Dickens’ classic literature is brilliantly demonstrated through Theater Latte Da’s “Oliver!” at the Pantages Theater. The show preview on Wednesday demonstrated the unique talent of the actors and an unexpected grip on the audience’s emotions. 

The show started out impressively with an adorable choir of small boys, singing the classic “Food, Glorious Food”. The talent started there and never seemed to end. Oliver himself, played by Nate Turcotte, portrayed the innocent yet spunky orphan well. The audience formed an immediate connection with him and the rest of the cast. A standout character was definitely Nancy, played by Lauren Davis. Her vocal chords out shined the rest of the cast by far and her passion and energy created an unforgettable performance. 

Connecting with the audience was something this cast particularly excelled at. The choreography by Michael Matthew Farrell was lively and inviting, almost as if the audience could jump on stage and join the actors. It definitely encaptured the “Steampunk” vibe of the show. A crowd favorite was Fagin (Bradley Greenwald), who wowed with magic tricks and provided surefire comedic relief that lightened the heavier aspects of the production. The communication the cast shared with those watching enhanced the experience and turned a story traditionally rather dark into a heartfelt tale. 

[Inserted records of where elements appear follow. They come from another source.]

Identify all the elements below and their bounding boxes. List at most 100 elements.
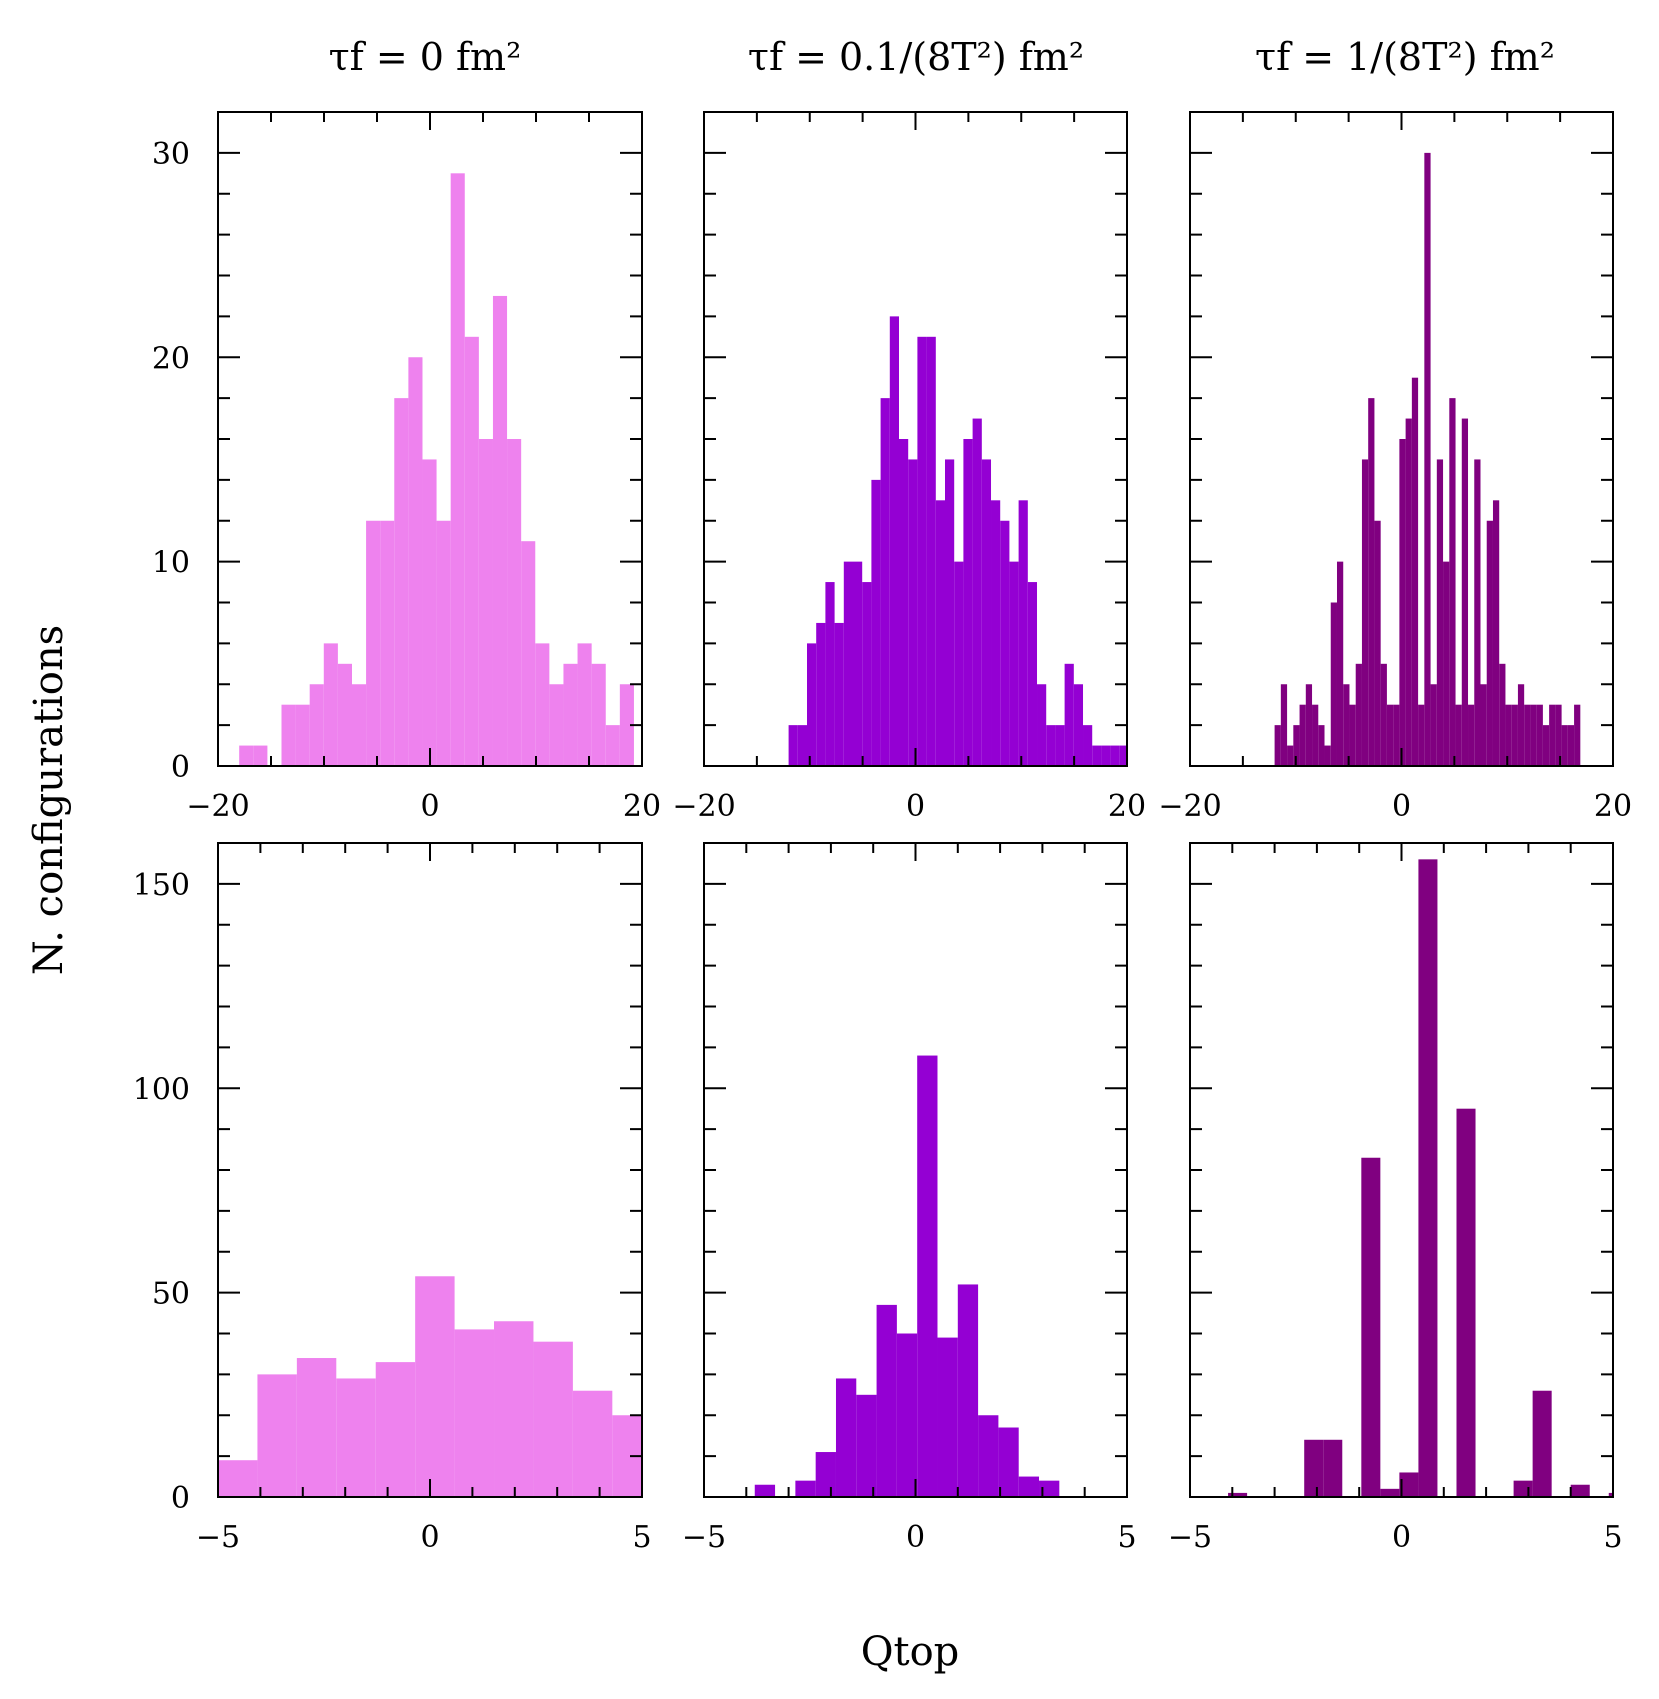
- histogram-bar: [415, 1276, 455, 1497]
- histogram-bar: [1536, 704, 1543, 766]
- histogram-bar: [797, 725, 807, 767]
- panel-top-middle: −20 0 20: [672, 111, 1146, 824]
- histogram-bar: [1312, 704, 1319, 766]
- histogram-bar: [788, 725, 798, 767]
- y-tick-label: 100: [133, 1072, 190, 1107]
- x-tick-label: −20: [186, 789, 249, 824]
- histogram-bar: [825, 582, 835, 766]
- histogram-bar: [856, 1394, 877, 1497]
- histogram-bar: [945, 459, 955, 766]
- histogram-bar: [253, 745, 268, 766]
- histogram-bar: [1299, 704, 1306, 766]
- histogram-bar: [1110, 745, 1120, 766]
- histogram-bar: [336, 1378, 376, 1497]
- histogram-bar: [1424, 152, 1431, 767]
- histogram-bar: [1361, 459, 1369, 766]
- histogram-bar: [1480, 684, 1487, 766]
- histogram-bar: [1386, 704, 1394, 766]
- histogram-bar: [1430, 684, 1437, 766]
- histogram-bar: [454, 1329, 495, 1497]
- x-tick-label: −20: [1158, 789, 1221, 824]
- histogram-bar: [1073, 684, 1084, 766]
- histogram-bar: [835, 1378, 857, 1497]
- histogram-bar: [1343, 684, 1350, 766]
- histogram-bar: [1330, 602, 1337, 766]
- histogram-bar: [1561, 725, 1568, 767]
- histogram-bar: [1574, 704, 1581, 766]
- histogram-bar: [1046, 725, 1056, 767]
- histogram-bar: [1287, 745, 1294, 766]
- histogram-bar: [1549, 704, 1556, 766]
- x-tick-label: 0: [906, 789, 925, 824]
- histogram-bar: [1499, 663, 1506, 766]
- x-tick-label: 0: [420, 1520, 439, 1555]
- histogram-bar: [1009, 561, 1019, 767]
- histogram-bar: [1555, 704, 1562, 766]
- x-axis-title: Qtop: [861, 1629, 960, 1675]
- histogram-bar: [1468, 704, 1475, 766]
- histogram-bar: [1505, 704, 1512, 766]
- x-tick-label: 0: [420, 789, 439, 824]
- y-tick-label: 0: [171, 750, 190, 785]
- histogram-bar: [1119, 745, 1127, 766]
- histogram-bar: [1018, 500, 1028, 766]
- histogram-bar: [1304, 1439, 1324, 1497]
- histogram-bar: [935, 500, 945, 766]
- histogram-bar: [908, 459, 918, 766]
- histogram-bar: [1411, 377, 1419, 766]
- histogram-bar: [1436, 459, 1444, 766]
- x-tick-label: −5: [682, 1520, 726, 1555]
- histogram-bar: [1486, 520, 1493, 766]
- histogram-bar: [1511, 704, 1518, 766]
- histogram-bar: [464, 336, 479, 766]
- histogram-bar: [834, 622, 844, 766]
- histogram-bar: [1374, 520, 1381, 766]
- histogram-bar: [1380, 1488, 1400, 1497]
- histogram-bar: [591, 663, 606, 766]
- histogram-bar: [896, 1333, 918, 1497]
- histogram-bar: [619, 684, 634, 766]
- histogram-bar: [1532, 1390, 1552, 1497]
- histogram-bar: [1455, 704, 1462, 766]
- histogram-bar: [1064, 663, 1074, 766]
- histogram-bar: [375, 1362, 416, 1497]
- histogram-bar: [1399, 1472, 1419, 1497]
- histogram-bar: [478, 439, 493, 766]
- x-tick-label: 20: [1108, 789, 1146, 824]
- panel-bottom-right: −5 0 5: [1168, 842, 1623, 1555]
- histogram-bar: [1567, 725, 1575, 767]
- histogram-bar: [1293, 725, 1300, 767]
- histogram-bar: [1393, 704, 1400, 766]
- x-tick-label: 5: [632, 1520, 651, 1555]
- histogram-bar: [1305, 684, 1313, 766]
- histogram-bar: [408, 357, 423, 766]
- histogram-bar: [239, 745, 254, 766]
- histogram-bar: [521, 541, 536, 766]
- histogram-bar: [843, 561, 853, 767]
- histogram-bar: [1274, 725, 1281, 767]
- histogram-bar: [815, 1452, 836, 1497]
- histogram-bar: [1513, 1480, 1533, 1497]
- histogram-bar: [1542, 725, 1550, 767]
- histogram-bar: [1018, 1476, 1040, 1497]
- histogram-bar: [533, 1341, 573, 1497]
- histogram-bar: [218, 1460, 258, 1497]
- histogram-bar: [1083, 725, 1093, 767]
- x-tick-label: −5: [1168, 1520, 1212, 1555]
- histogram-bar: [295, 704, 310, 766]
- histogram-bar: [926, 336, 936, 766]
- histogram-bar: [296, 1358, 337, 1497]
- histogram-bar: [816, 622, 826, 766]
- histogram-bar: [1000, 520, 1010, 766]
- histogram-bar: [871, 479, 881, 767]
- histogram-bar: [963, 439, 973, 766]
- histogram-bar: [998, 1427, 1019, 1497]
- histogram-bar: [1492, 500, 1500, 766]
- histogram-bar: [1530, 704, 1537, 766]
- histogram-bar: [754, 1484, 776, 1497]
- histogram-bar: [1405, 418, 1412, 766]
- histogram-bar: [972, 418, 982, 766]
- histogram-bar: [323, 643, 338, 767]
- column-title-2: τf = 0.1/(8T²) fm²: [748, 35, 1084, 79]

Though the show started out well, it grew rather stale towards the end of the first Act. There was a significantly larger amount of singing than actual speaking. This makes sense considering the show is a musical, but it took away from the development of the plot. For one unfamiliar with the story of Oliver Twist it may be rather confusing trying to understand the storyline at first. However, as Act two went on the story became more clear and emotional. The drama was portrayed perfectly, especially by Turcotte and Davis, and by the climax of the play the audience was at the edge of their seats, lost in the gripping performance. 

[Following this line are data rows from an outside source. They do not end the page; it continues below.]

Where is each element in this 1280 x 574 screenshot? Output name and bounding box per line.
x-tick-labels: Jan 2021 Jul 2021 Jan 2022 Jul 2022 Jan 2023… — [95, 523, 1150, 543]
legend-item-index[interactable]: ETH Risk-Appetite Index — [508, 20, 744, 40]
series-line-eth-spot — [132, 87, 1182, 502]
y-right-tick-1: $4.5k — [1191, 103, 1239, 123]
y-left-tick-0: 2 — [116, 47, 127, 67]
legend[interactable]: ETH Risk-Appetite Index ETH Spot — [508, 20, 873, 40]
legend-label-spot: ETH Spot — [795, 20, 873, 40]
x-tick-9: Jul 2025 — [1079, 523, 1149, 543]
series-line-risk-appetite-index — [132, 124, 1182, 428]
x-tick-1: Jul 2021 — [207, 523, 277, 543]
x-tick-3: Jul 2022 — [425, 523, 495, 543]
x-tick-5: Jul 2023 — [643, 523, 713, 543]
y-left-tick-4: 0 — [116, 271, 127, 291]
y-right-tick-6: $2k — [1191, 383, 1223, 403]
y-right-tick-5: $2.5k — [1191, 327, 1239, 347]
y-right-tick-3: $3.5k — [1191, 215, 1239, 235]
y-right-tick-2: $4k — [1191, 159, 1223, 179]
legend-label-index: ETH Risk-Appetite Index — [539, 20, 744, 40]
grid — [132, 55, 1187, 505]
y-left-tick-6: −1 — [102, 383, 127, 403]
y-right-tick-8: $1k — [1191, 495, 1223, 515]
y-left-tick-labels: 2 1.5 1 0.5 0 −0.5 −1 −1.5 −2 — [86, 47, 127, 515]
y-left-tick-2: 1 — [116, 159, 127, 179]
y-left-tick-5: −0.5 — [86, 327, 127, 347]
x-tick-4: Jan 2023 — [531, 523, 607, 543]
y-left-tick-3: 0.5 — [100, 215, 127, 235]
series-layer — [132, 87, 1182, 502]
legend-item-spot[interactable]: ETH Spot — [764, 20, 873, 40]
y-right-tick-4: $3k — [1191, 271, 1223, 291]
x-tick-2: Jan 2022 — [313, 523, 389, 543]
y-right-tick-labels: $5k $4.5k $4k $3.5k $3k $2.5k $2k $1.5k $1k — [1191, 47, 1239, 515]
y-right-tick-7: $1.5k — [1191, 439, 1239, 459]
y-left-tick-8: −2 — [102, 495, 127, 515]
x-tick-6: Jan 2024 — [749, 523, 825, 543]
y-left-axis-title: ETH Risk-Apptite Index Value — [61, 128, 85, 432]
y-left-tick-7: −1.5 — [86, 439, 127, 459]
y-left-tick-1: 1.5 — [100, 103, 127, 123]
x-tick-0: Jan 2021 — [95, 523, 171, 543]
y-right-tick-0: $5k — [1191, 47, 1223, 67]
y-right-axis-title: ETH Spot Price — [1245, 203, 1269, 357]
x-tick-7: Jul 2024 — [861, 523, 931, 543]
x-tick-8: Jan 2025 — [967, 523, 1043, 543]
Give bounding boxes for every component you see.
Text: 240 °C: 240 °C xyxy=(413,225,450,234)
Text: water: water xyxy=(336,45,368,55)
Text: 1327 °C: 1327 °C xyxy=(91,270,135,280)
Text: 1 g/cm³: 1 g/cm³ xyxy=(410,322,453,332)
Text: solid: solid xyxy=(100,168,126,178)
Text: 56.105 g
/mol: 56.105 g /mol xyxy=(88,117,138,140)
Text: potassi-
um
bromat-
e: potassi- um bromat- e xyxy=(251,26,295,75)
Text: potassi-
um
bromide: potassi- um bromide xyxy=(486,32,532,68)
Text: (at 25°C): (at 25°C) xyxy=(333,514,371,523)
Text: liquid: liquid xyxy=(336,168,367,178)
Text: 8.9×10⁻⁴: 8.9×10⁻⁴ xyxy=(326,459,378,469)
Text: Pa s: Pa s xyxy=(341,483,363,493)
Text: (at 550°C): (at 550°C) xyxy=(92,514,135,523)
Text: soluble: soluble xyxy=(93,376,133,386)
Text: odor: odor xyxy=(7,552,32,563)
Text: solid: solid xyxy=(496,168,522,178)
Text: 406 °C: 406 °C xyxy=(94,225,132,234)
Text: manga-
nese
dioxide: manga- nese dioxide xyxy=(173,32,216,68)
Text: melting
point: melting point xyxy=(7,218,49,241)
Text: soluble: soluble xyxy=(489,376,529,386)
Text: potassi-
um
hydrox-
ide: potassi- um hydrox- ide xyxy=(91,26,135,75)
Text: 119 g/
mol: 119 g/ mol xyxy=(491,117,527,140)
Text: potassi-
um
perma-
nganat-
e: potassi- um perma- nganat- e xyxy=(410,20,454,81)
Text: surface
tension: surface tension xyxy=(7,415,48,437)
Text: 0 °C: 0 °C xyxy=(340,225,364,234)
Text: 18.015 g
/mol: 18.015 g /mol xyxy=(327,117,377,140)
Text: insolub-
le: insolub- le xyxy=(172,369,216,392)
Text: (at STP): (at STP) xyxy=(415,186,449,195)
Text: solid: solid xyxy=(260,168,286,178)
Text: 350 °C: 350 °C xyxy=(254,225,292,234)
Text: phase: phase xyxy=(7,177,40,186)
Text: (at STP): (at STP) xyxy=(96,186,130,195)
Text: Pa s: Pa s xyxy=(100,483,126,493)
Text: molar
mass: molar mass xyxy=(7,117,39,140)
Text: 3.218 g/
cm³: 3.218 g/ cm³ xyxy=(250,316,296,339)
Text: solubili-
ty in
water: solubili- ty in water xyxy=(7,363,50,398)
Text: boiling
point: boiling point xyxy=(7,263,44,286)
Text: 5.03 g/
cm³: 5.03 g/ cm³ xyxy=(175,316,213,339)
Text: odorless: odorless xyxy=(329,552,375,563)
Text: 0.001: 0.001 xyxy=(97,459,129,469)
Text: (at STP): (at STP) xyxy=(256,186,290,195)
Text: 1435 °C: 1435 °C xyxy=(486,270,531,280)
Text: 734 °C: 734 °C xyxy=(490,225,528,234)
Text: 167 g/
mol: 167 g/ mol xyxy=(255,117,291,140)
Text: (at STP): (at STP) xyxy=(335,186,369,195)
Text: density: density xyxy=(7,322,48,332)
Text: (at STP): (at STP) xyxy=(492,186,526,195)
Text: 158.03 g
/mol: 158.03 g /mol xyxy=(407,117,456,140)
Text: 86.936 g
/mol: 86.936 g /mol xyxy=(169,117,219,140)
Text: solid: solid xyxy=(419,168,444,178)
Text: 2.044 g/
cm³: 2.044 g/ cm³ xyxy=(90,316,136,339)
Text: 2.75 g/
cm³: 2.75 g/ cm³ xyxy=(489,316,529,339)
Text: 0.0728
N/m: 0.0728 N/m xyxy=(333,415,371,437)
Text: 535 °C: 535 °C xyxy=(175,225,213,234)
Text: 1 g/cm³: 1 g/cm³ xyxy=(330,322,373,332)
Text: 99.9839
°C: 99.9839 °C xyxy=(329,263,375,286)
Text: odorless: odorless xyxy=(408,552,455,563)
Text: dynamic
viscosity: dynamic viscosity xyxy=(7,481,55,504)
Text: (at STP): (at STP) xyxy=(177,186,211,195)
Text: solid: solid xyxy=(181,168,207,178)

It would be unjust not to mention the gorgeous costume and set design. Costume designer Christine A. Richardson created a wardrobe of rich hues and shiny metallics to dress the lower, more grungy characters in, which contrasted greatly with the stiff whites and blacks of the portrayed upper class. The warmth and brightness of the costumes of characters like Fagin’s Boys created a fun and carefree vibe whenever they were on stage. The effect of all those colors when they were dancing was marvelous. Rick Polenek, who designed the set, also deserves recognition for the brilliant setting he created. The stage shifts many times from a cold, depressing orphanage to a warm, snug cellar all the way to a mysterious and shady bridge. Each setting has a completely different atmosphere to each and melded perfectly with each scene. When a set is designed well, it doesn’t necessarily stand out but fits it’s purpose beautifully, just as Polenek’s did. 

Overall, “Oliver!” is an entertaining and heartwarming musical that will keep an audience laughing, crying, and jumping to their feet cheering. The talented cast and catchy music will leave you asking, despite your best efforts, “Please, sir, may I have some more?”